Databases Interview Questions

Foundations

SQL vs NoSQL

SQL: structured tables, ACID transactions, strong consistency (Postgres, MySQL). NoSQL: flexible schemas, horizontal scaling (MongoDB, DynamoDB).

Modeling

Normalization

Reduce redundancy via normal forms (1NF, 2NF, 3NF). Use denormalization selectively for read performance.

Performance

Indexes

B-tree indexes speed lookups and sorts. Trade-offs: extra storage and slower writes.

-- Postgres
CREATE INDEX users_email_idx ON users(email);
Reliability

Transactions & Isolation

ACID: Atomicity, Consistency, Isolation, Durability. Isolation levels: Read Committed, Repeatable Read, Serializable.

Querying

Joins

INNER, LEFT, RIGHT, FULL. Use indexes on join keys to improve performance.

SELECT u.name, o.total
FROM users u
JOIN orders o ON o.user_id = u.id;
Operations

Replication & Failover

Master-replica for read scaling and HA. Use health checks and automatic failover (e.g., Patroni).

Operations

Sharding

Split data across shards by key (user_id). Beware hot shards and cross-shard queries.

Development

ORMs vs Raw SQL

ORMs speed development; raw SQL offers control and performance.
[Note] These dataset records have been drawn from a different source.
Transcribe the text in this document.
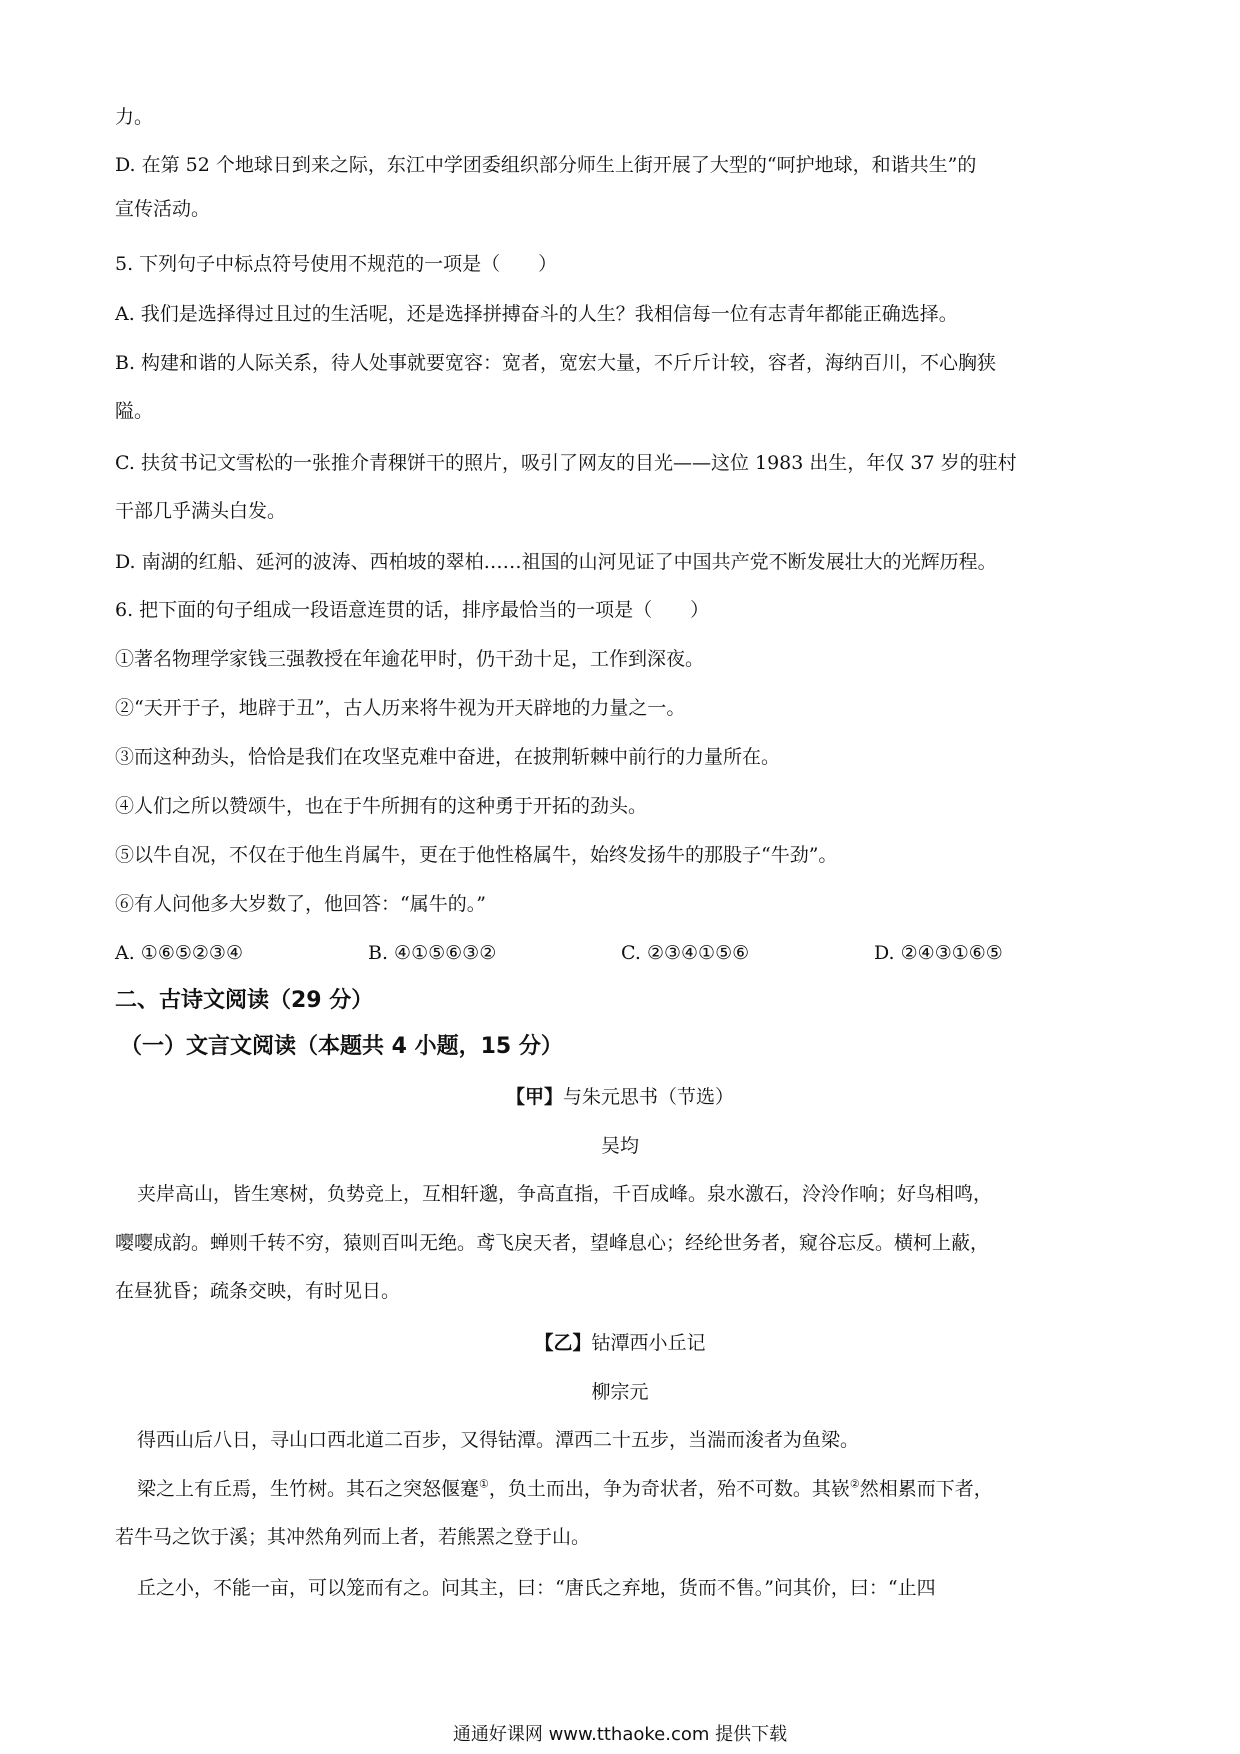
力。
D. 在第 52 个地球日到来之际，东江中学团委组织部分师生上街开展了大型的“呵护地球，和谐共生”的
宣传活动。
5. 下列句子中标点符号使用不规范的一项是（　　）
A. 我们是选择得过且过的生活呢，还是选择拼搏奋斗的人生？我相信每一位有志青年都能正确选择。
B. 构建和谐的人际关系，待人处事就要宽容：宽者，宽宏大量，不斤斤计较，容者，海纳百川，不心胸狭
隘。
C. 扶贫书记文雪松的一张推介青稞饼干的照片，吸引了网友的目光——这位 1983 出生，年仅 37 岁的驻村
干部几乎满头白发。
D. 南湖的红船、延河的波涛、西柏坡的翠柏……祖国的山河见证了中国共产党不断发展壮大的光辉历程。
6. 把下面的句子组成一段语意连贯的话，排序最恰当的一项是（　　）
①著名物理学家钱三强教授在年逾花甲时，仍干劲十足，工作到深夜。
②“天开于子，地辟于丑”，古人历来将牛视为开天辟地的力量之一。
③而这种劲头，恰恰是我们在攻坚克难中奋进，在披荆斩棘中前行的力量所在。
④人们之所以赞颂牛，也在于牛所拥有的这种勇于开拓的劲头。
⑤以牛自况，不仅在于他生肖属牛，更在于他性格属牛，始终发扬牛的那股子“牛劲”。
⑥有人问他多大岁数了，他回答：“属牛的。”
A. ①⑥⑤②③④	B. ④①⑤⑥③②	C. ②③④①⑤⑥	D. ②④③①⑥⑤
二、古诗文阅读（29 分）
（一）文言文阅读（本题共 4 小题，15 分）
【甲】与朱元思书（节选）
吴均
夹岸高山，皆生寒树，负势竞上，互相轩邈，争高直指，千百成峰。泉水激石，泠泠作响；好鸟相鸣，
嘤嘤成韵。蝉则千转不穷，猿则百叫无绝。鸢飞戾天者，望峰息心；经纶世务者，窥谷忘反。横柯上蔽，
在昼犹昏；疏条交映，有时见日。
【乙】钴潭西小丘记
柳宗元
得西山后八日，寻山口西北道二百步，又得钴潭。潭西二十五步，当湍而浚者为鱼梁。
梁之上有丘焉，生竹树。其石之突怒偃蹇①，负土而出，争为奇状者，殆不可数。其嵚②然相累而下者，
若牛马之饮于溪；其冲然角列而上者，若熊罴之登于山。
丘之小，不能一亩，可以笼而有之。问其主，曰：“唐氏之弃地，货而不售。”问其价，曰：“止四
通通好课网 www.tthaoke.com 提供下载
Mix both pragmatically.

Foundations

ACID vs BASE

ACID ensures reliable transactions; BASE favors availability and eventual consistency in distributed systems. Choose per workload and consistency needs.

Performance

Index types

B-tree (default), Hash (equality), GIN/GiST (arrays/full-text/geospatial). Pick indexes based on query patterns.

Operations

Connection pooling

Limit concurrent DB connections via pools; reuse connections to reduce overhead. Tune pool size per workload and DB limits.

Reliability

Backups and point-in-time restore

Use snapshots and WAL archiving; verify backups, test restores regularly, and define RPO/RTO.

Foundations

NoSQL models

Document (MongoDB), key-value (Redis), column-family (Cassandra), graph (Neo4j). Design schemas around access patterns.

SQL

Isolation levels

Read Uncommitted, Read Committed, Repeatable Read, Serializable; anomalies and trade-offs per level.

Distributed

CAP theorem

In network partitions, systems choose between consistency and availability. Many DBs prefer AP with eventual consistency.

Storage

Write-Ahead Logging (WAL)

Ensure durability by recording changes to a log before applying to pages; enables crash recovery and replication.

Performance

EXPLAIN and query optimization

Use EXPLAIN to inspect access paths and costs; add indexes, rewrite queries, and tune statistics.

Distributed

Two-phase commit and distributed transactions

Coordinators ensure atomicity across participants; can block under failures. Modern systems prefer idempotent operations and Sagas.